There is only one reason to watch Lifetime’s unauthorized Brittany Murphy biopic Saturday at 8 p.m. — and that is to see the wigs:
That truly atrocious interpretation of Alicia Silverstone in Clueless is representative of the care, fineness and budgeting that went into the making of The Brittany Murphy Story, a movie so underwhelming it makes last year’s Anna Nicole Smith biopic seem like a masterpiece.
The movie’s trailer, which flashes words like “targeted,” “paranoid,” and “afraid for her life,” pegged the biopic as a murder mystery. Although the 32-year-old’s death was ruled as a case of pneumonia, with secondary factors of anemia and multiple over-the-counter drug intoxication, tabloids speculated that she was everything from an addict to anorexic to murdered. The first seconds of the movie also implies that she could have been a casualty of Hollywood exploitation. (“You killed her,” Murphy’s husband shouts to salacious paparazzi in the film’s opening sequence — an unintentionally ironic moment considering that Murphy’s actual father accuses the biopic, itself, of being “hideous, unauthorized and completely untrue.”)
But the movie isn’t a murder mystery.
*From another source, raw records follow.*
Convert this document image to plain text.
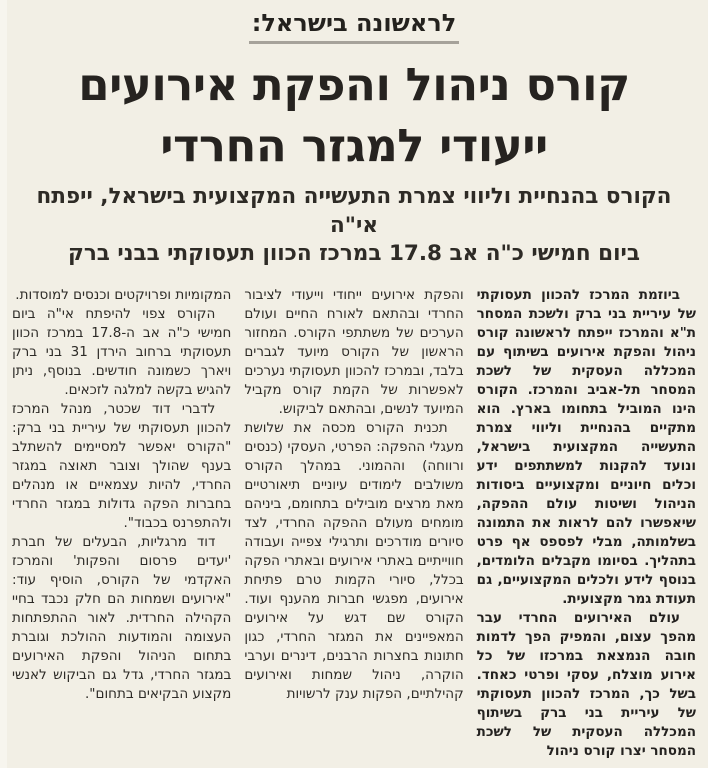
לראשונה בישראל:
קורס ניהול והפקת אירועים
ייעודי למגזר החרדי
הקורס בהנחיית וליווי צמרת התעשייה המקצועית בישראל, ייפתח אי"ה
ביום חמישי כ"ה אב 17.8 במרכז הכוון תעסוקתי בבני ברק

ביוזמת המרכז להכוון תעסוקתי של עיריית בני ברק ולשכת המסחר ת"א והמרכז ייפתח לראשונה קורס ניהול והפקת אירועים בשיתוף עם המכללה העסקית של לשכת המסחר תל-אביב והמרכז. הקורס הינו המוביל בתחומו בארץ. הוא מתקיים בהנחיית וליווי צמרת התעשייה המקצועית בישראל, ונועד להקנות למשתתפים ידע וכלים חיוניים ומקצועיים ביסודות הניהול ושיטות עולם ההפקה, שיאפשרו להם לראות את התמונה בשלמותה, מבלי לפספס אף פרט בתהליך. בסיומו מקבלים הלומדים, בנוסף לידע ולכלים המקצועיים, גם תעודת גמר מקצועית.

עולם האירועים החרדי עבר מהפך עצום, והמפיק הפך לדמות חובה הנמצאת במרכזו של כל אירוע מוצלח, עסקי ופרטי כאחד. בשל כך, המרכז להכוון תעסוקתי של עיריית בני ברק בשיתוף המכללה העסקית של לשכת המסחר יצרו קורס ניהול

והפקת אירועים ייחודי וייעודי לציבור החרדי ובהתאם לאורח החיים ועולם הערכים של משתתפי הקורס. המחזור הראשון של הקורס מיועד לגברים בלבד, ובמרכז להכוון תעסוקתי נערכים לאפשרות של הקמת קורס מקביל המיועד לנשים, ובהתאם לביקוש.

תכנית הקורס מכסה את שלושת מעגלי ההפקה: הפרטי, העסקי (כנסים ורווחה) וההמוני. במהלך הקורס משולבים לימודים עיוניים תיאורטיים מאת מרצים מובילים בתחומם, ביניהם מומחים מעולם ההפקה החרדי, לצד סיורים מודרכים ותרגילי צפייה ועבודה חווייתיים באתרי אירועים ובאתרי הפקה בכלל, סיורי הקמות טרם פתיחת אירועים, מפגשי חברות מהענף ועוד. הקורס שם דגש על אירועים המאפיינים את המגזר החרדי, כגון חתונות בחצרות הרבנים, דינרים וערבי הוקרה, ניהול שמחות ואירועים קהילתיים, הפקות ענק לרשויות

המקומיות ופרויקטים וכנסים למוסדות.

הקורס צפוי להיפתח אי"ה ביום חמישי כ"ה אב ה-17.8 במרכז הכוון תעסוקתי ברחוב הירדן 31 בני ברק ויארך כשמונה חודשים. בנוסף, ניתן להגיש בקשה למלגה לזכאים.

לדברי דוד שכטר, מנהל המרכז להכוון תעסוקתי של עיריית בני ברק: "הקורס יאפשר למסיימים להשתלב בענף שהולך וצובר תאוצה במגזר החרדי, להיות עצמאיים או מנהלים בחברות הפקה גדולות במגזר החרדי ולהתפרנס בכבוד".

דוד מרגליות, הבעלים של חברת 'יעדים פרסום והפקות' והמרכז האקדמי של הקורס, הוסיף עוד: "אירועים ושמחות הם חלק נכבד בחיי הקהילה החרדית. לאור ההתפתחות העצומה והמודעות ההולכת וגוברת בתחום הניהול והפקת האירועים במגזר החרדי, גדל גם הביקוש לאנשי מקצוע הבקיאים בתחום".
Outside the first five minutes of the film, it doesn’t explore the darker speculations surrounding Murphy’s life and death — which, while exploitive, would have at least made for an interesting watch.
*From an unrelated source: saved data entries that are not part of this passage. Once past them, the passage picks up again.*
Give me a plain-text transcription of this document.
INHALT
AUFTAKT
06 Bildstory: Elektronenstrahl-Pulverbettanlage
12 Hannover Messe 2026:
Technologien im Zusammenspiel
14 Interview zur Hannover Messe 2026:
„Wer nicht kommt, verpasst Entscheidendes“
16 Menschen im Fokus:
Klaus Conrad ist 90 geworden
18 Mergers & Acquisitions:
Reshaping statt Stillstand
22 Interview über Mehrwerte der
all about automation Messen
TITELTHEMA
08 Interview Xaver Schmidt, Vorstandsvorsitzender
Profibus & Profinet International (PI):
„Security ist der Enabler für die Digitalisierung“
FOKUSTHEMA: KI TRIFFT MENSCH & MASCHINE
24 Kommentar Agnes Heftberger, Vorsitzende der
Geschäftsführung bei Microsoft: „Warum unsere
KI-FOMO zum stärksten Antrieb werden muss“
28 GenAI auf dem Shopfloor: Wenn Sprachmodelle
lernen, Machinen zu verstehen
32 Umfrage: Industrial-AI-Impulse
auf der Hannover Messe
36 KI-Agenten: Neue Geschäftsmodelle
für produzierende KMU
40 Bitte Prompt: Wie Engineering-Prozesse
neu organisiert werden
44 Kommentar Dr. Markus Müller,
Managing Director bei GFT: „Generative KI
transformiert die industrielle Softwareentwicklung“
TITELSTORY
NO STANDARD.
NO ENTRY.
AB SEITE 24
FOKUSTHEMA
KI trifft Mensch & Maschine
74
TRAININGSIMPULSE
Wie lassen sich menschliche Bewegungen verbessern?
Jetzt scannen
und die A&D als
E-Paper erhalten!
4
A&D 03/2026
And the movie isn’t a tribute either. Lead actress Amanda Fuller, who didn’t resemble Murphy or even a real person considering the wigs she was wearing, says she was given two days to prepare for the role, mostly comprised of mugging.
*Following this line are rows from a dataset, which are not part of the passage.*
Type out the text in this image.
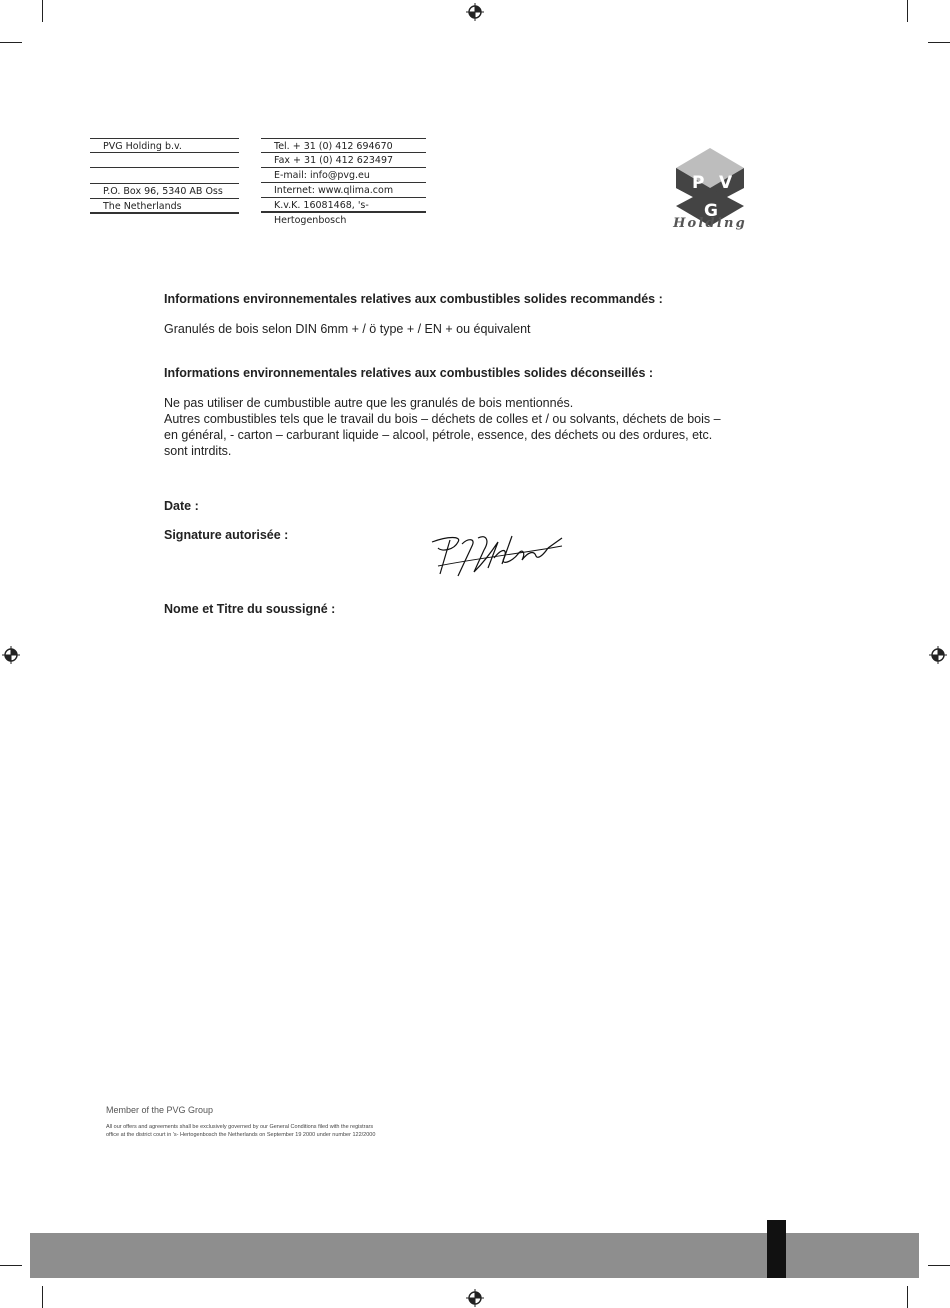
PVG Holding b.v.
P.O. Box 96, 5340 AB Oss
The Netherlands
Tel. + 31 (0) 412 694670
Fax + 31 (0) 412 623497
E-mail: info@pvg.eu
Internet: www.qlima.com
K.v.K. 16081468, 's-Hertogenbosch
P V
G
Holding
Informations environnementales relatives aux combustibles solides recommandés :
Granulés de bois selon DIN 6mm + / ö type + / EN + ou équivalent
Informations environnementales relatives aux combustibles solides déconseillés :
Ne pas utiliser de cumbustible autre que les granulés de bois mentionnés.
Autres combustibles tels que le travail du bois – déchets de colles et / ou solvants, déchets de bois –
en général, - carton – carburant liquide – alcool, pétrole, essence, des déchets ou des ordures, etc.
sont intrdits.
Date :
Signature autorisée :
Nome et Titre du soussigné :
Member of the PVG Group
All our offers and agreements shall be exclusively governed by our General Conditions filed with the registrars
office at the district court in 's- Hertogenbosch the Netherlands on September 19 2000 under number 122/2000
Instead the movie is just an unentertaining retelling of the late actress’ life, lived co-dependently with her mother — packing in as many details as possible in its allocating two hours without spending enough time on any one thing to make it interesting. Her highs (being cast in Clueless, dating Ashton Kutcher — who bizarrely comes out as the only stable character in the film, even though he uses french fries to emulate walrus teeth) and her lows (getting fired from films, bad relationships, and health problems) all read as humdrum because they are told in cliches. Like when Murphy throws a blanket over a mirror to show she is unsatisfied with her appearance.
Lifetime even brushes over the revelation that Murphy’s husband, Simon Monjack, nicknamed Con-jack, had an unsavory past. “I guess you can say I’ve been a bit of a sociopath,” Monjack admits chummily. “The past is the past,” Murphy says, unmoved, which leads to Monjack giving a straight-faced reading of the ultimate cliche: “When I’m with you, you make me want to be a better man.” The couple happily moves on.
The film was shot in 16 days, and it seems like less time was spent writing the script.
The Brittany Murphy Story isn’t guilty of smearing the actress’ memory. Its crime is more insidious: it makes the young, talented actress seem entirely forgettable.